(1.) The question for decision in this case is whether the lover Court was correct in directing the plaintiff to pay additional Court-fee. The plaintiff is suing for partition, being an undivided member of a joint family, composed of the 1 defendant (his father) and defendants 2 and 3 (his brothers). The lower Court has held that as the plaintiff is, on his own case in the plaint "out of possession" the Court-fee has to be valued under the provisions of the Court Pees Act, Section 7, Clause 5. The plaintiff maintains that, as he is suing as an undivided member and therefore in joint possession of the joint family properties, the case comes under Section 7, Clause 4(b) and he is entitled to fix his own value, for the convenience of getting his undivided share separated. The defendants contend that Section 7, Clause 4(b) cannot apply to any case in which a co-parcener is "out of possession," of the joint family property. At one stage of the argument, they went so far as to contend that unless the co-parcener suing was in physical possession of some portion of the joint family property, he was out of possession of the whole joint family property. But such a proposition would directly contradict the ordinary legal concept of a joint family in which physical possession by one member is physical possession on behalf of all. Any co-parcener is in law in physical possession of any and every portion of the joint family property, which is in the physical possession of any other co-parcener. He is in "constructive possession" although he is not in physical possession.
(2.) Now the plaintiff sues, on the footing, that the joint family property is in physical possession of defendants 1 to 3 and that the plaintiff is their co-parcener and he does not state that the defendants have at any time denied the plaintiff's right to possession as a co-parcener. In fact, he states in paragraph 15 of the plaint that the defendants have sent him notice offering to give him separate possession of his fourth share in the joint family properties. But as the division proposed by them did not satisfy the plaintiff he did not accept that offer. Clearly then the plaintiff sues on the footing that the defendants are holding the plaintiff's share, according to their allotment of it, at the plaintiff's disposal, to be given to him whenever he chooses to take it. I cannot hold that there is here any ouster by the defendants of the plaintiff from the joint possession of the joint family property. One who is admitted to be a coparcener cannot be out of joint possession and the other co-parceners, who admit his membership cannot deny his possession because their possession is his possession. Unless there is a definite ouster, it is a contradiction in terms for a co-parcener to say that any other co- parcener is out of possession. The proper test to be applied to the case will be whether, if the plaint state of affairs continued for 12 years, the plaintiff would be barred from suing. It appears to me that he could Dot be barred from suing, since the suit is on the footing that the right to share exists admittedly and has never been denied, and the plaintiff is merely suing to enforce that right to share.

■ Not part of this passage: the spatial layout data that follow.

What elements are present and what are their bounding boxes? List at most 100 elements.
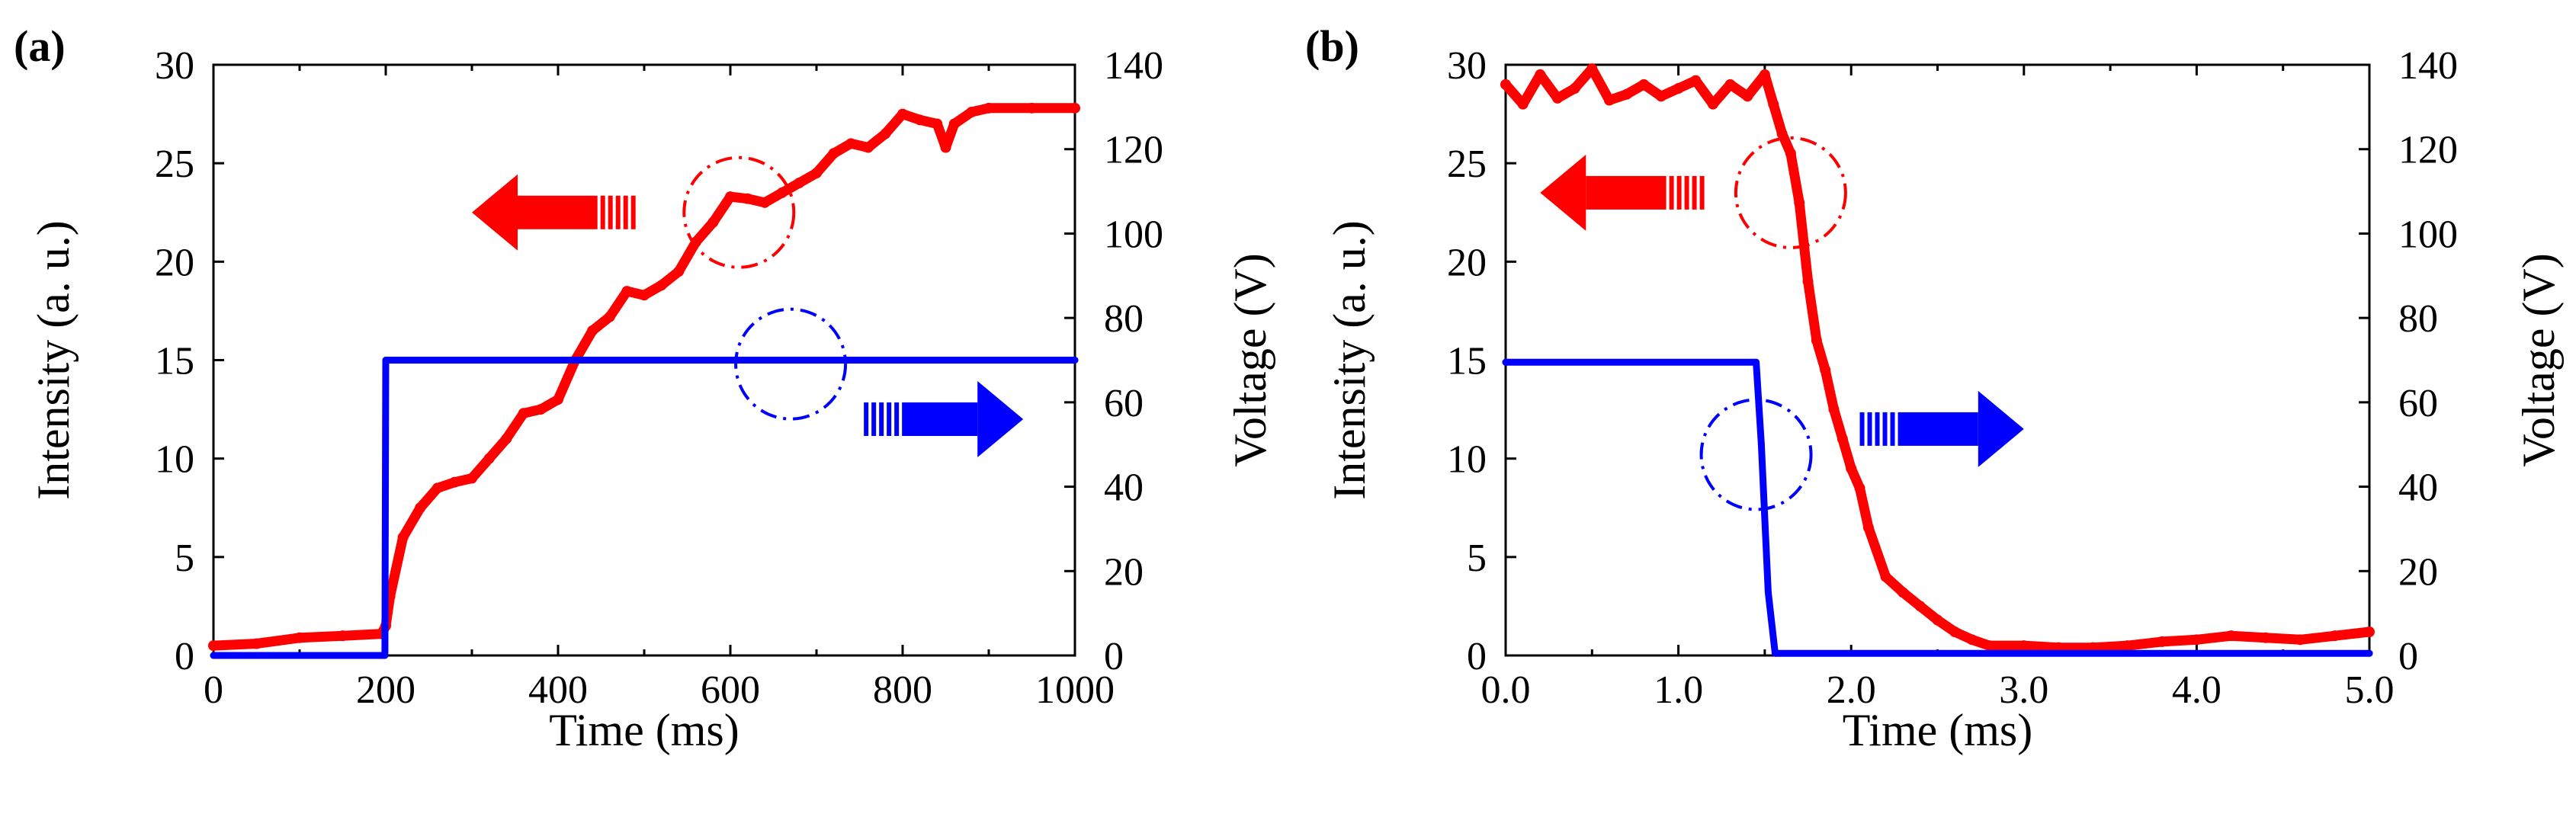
data-point-intensity (1586, 63, 1598, 75)
data-point-voltage (1764, 588, 1772, 596)
data-point-intensity (1811, 335, 1822, 346)
data-point-voltage (1071, 357, 1079, 364)
data-point-intensity (932, 118, 943, 130)
data-point-intensity (811, 168, 822, 179)
data-point-intensity (2018, 640, 2029, 652)
data-point-intensity (449, 476, 460, 488)
data-point-intensity (2260, 632, 2272, 643)
dash-dot-circle-red (1734, 136, 1847, 249)
data-point-intensity (897, 108, 908, 120)
data-point-intensity (742, 193, 753, 204)
y-left-tick-label: 5 (175, 537, 194, 580)
data-point-intensity (1517, 98, 1529, 110)
data-point-intensity (587, 325, 598, 336)
data-point-intensity (639, 290, 650, 301)
y-right-tick-label: 40 (1104, 466, 1144, 510)
dash-dot-circle-red (682, 155, 796, 269)
y-left-axis-title: Intensity (a. u.) (28, 220, 79, 500)
arrow-head (472, 174, 518, 251)
x-tick-label: 400 (528, 668, 588, 712)
data-point-voltage (1753, 358, 1760, 366)
data-point-voltage (381, 652, 389, 659)
x-tick-label: 600 (701, 668, 760, 712)
x-tick-label: 0 (204, 668, 223, 712)
x-tick-label: 3.0 (1999, 668, 2048, 712)
arrow-tail-stripe (1669, 175, 1674, 210)
arrow-tail-stripe (1875, 412, 1880, 446)
x-axis-title: Time (ms) (549, 705, 739, 755)
data-point-intensity (1785, 148, 1796, 159)
data-point-voltage (210, 652, 217, 659)
data-point-intensity (535, 404, 547, 415)
data-point-intensity (862, 142, 874, 153)
arrow-tail-stripe (1699, 175, 1705, 210)
data-point-intensity (1932, 614, 1943, 626)
series-line-voltage (1502, 358, 2373, 657)
data-point-intensity (208, 640, 219, 652)
arrow-left-red (472, 174, 636, 251)
data-point-intensity (1569, 83, 1580, 94)
data-point-intensity (1828, 404, 1840, 415)
data-point-intensity (1655, 91, 1667, 102)
data-point-intensity (2157, 636, 2168, 647)
y-right-tick-label: 120 (1104, 129, 1163, 172)
series-line-intensity (208, 103, 1080, 651)
data-point-intensity (880, 128, 891, 139)
arrow-tail-stripe (1692, 175, 1697, 210)
y-right-tick-label: 120 (2398, 129, 2458, 172)
data-point-intensity (337, 630, 348, 642)
data-point-intensity (794, 178, 805, 188)
data-point-intensity (776, 187, 788, 198)
data-point-voltage (1502, 358, 1509, 366)
x-tick-label: 800 (873, 668, 932, 712)
arrow-tail-stripe (1859, 412, 1865, 446)
y-right-tick-label: 20 (2398, 550, 2438, 594)
arrow-tail-stripe (1890, 412, 1895, 446)
data-point-intensity (501, 433, 512, 444)
y-right-tick-label: 60 (1104, 382, 1144, 425)
data-point-intensity (1984, 640, 1995, 652)
y-right-tick-label: 40 (2398, 466, 2438, 510)
data-point-intensity (415, 502, 426, 514)
data-point-intensity (2295, 634, 2306, 646)
data-point-intensity (467, 473, 477, 484)
arrow-tail-stripe (1676, 175, 1682, 210)
data-point-intensity (1846, 463, 1857, 474)
data-point-intensity (2329, 630, 2340, 642)
data-point-intensity (1794, 197, 1805, 208)
data-point-intensity (1854, 482, 1865, 494)
data-point-intensity (1880, 571, 1891, 582)
data-point-intensity (1535, 69, 1546, 80)
data-point-intensity (1500, 79, 1511, 90)
y-right-tick-label: 0 (2398, 635, 2418, 678)
data-point-intensity (1820, 364, 1831, 376)
arrow-shaft (902, 402, 978, 436)
y-right-tick-label: 60 (2398, 382, 2438, 425)
y-right-axis-title: Voltage (V) (2513, 253, 2564, 467)
x-tick-label: 1.0 (1654, 668, 1703, 712)
data-point-intensity (914, 114, 925, 126)
data-point-intensity (397, 532, 409, 543)
arrow-tail-stripe (630, 195, 636, 229)
y-right-tick-label: 80 (1104, 297, 1144, 341)
data-point-intensity (1914, 601, 1926, 612)
x-tick-label: 2.0 (1827, 668, 1876, 712)
arrow-tail-stripe (1867, 412, 1872, 446)
data-point-intensity (1949, 627, 1961, 637)
y-left-tick-label: 20 (1447, 241, 1487, 284)
data-point-intensity (1802, 276, 1814, 287)
x-axis-title: Time (ms) (1843, 705, 2033, 755)
y-left-tick-label: 5 (1467, 537, 1487, 580)
arrow-tail-stripe (608, 195, 613, 229)
y-right-tick-label: 140 (1104, 44, 1163, 88)
data-point-intensity (483, 453, 495, 464)
data-point-voltage (1771, 649, 1779, 657)
data-point-intensity (656, 280, 667, 291)
arrow-tail-stripe (615, 195, 621, 229)
data-point-intensity (948, 118, 960, 130)
arrow-tail-stripe (600, 195, 605, 229)
data-point-intensity (828, 148, 839, 159)
series-line-voltage (210, 357, 1079, 659)
arrow-tail-stripe (871, 402, 877, 436)
data-point-intensity (1603, 95, 1615, 106)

(3.) The law is quite clear that Section 7, Clause 4(b) applies to a suit for partition, where the plaintiff is still in joint possession and is not ousted from possession, be it physical or constructive, that is, from any participation in the joint family properties. In the Pall Bench case in Rangaiah Chetty V/s. Subramania Chetty (1910) 21 M.L.J. 21 the question whether Section 4(b) would apply to a case, where a co-parcener is excluded even from joint possession and is suing for joint possession was raised and not decided, the deciding factor indicated being whether the suit was not really one in ejectment. I cannot see how the present suit can be treated as a suit in ejectment, since the plaintiff sues on the footing that the defendants admit, they are holding the plaintiff's share for him and are not resisting his claim to joint possession at all, but only contest the nature and extent of the assets and the mode of division.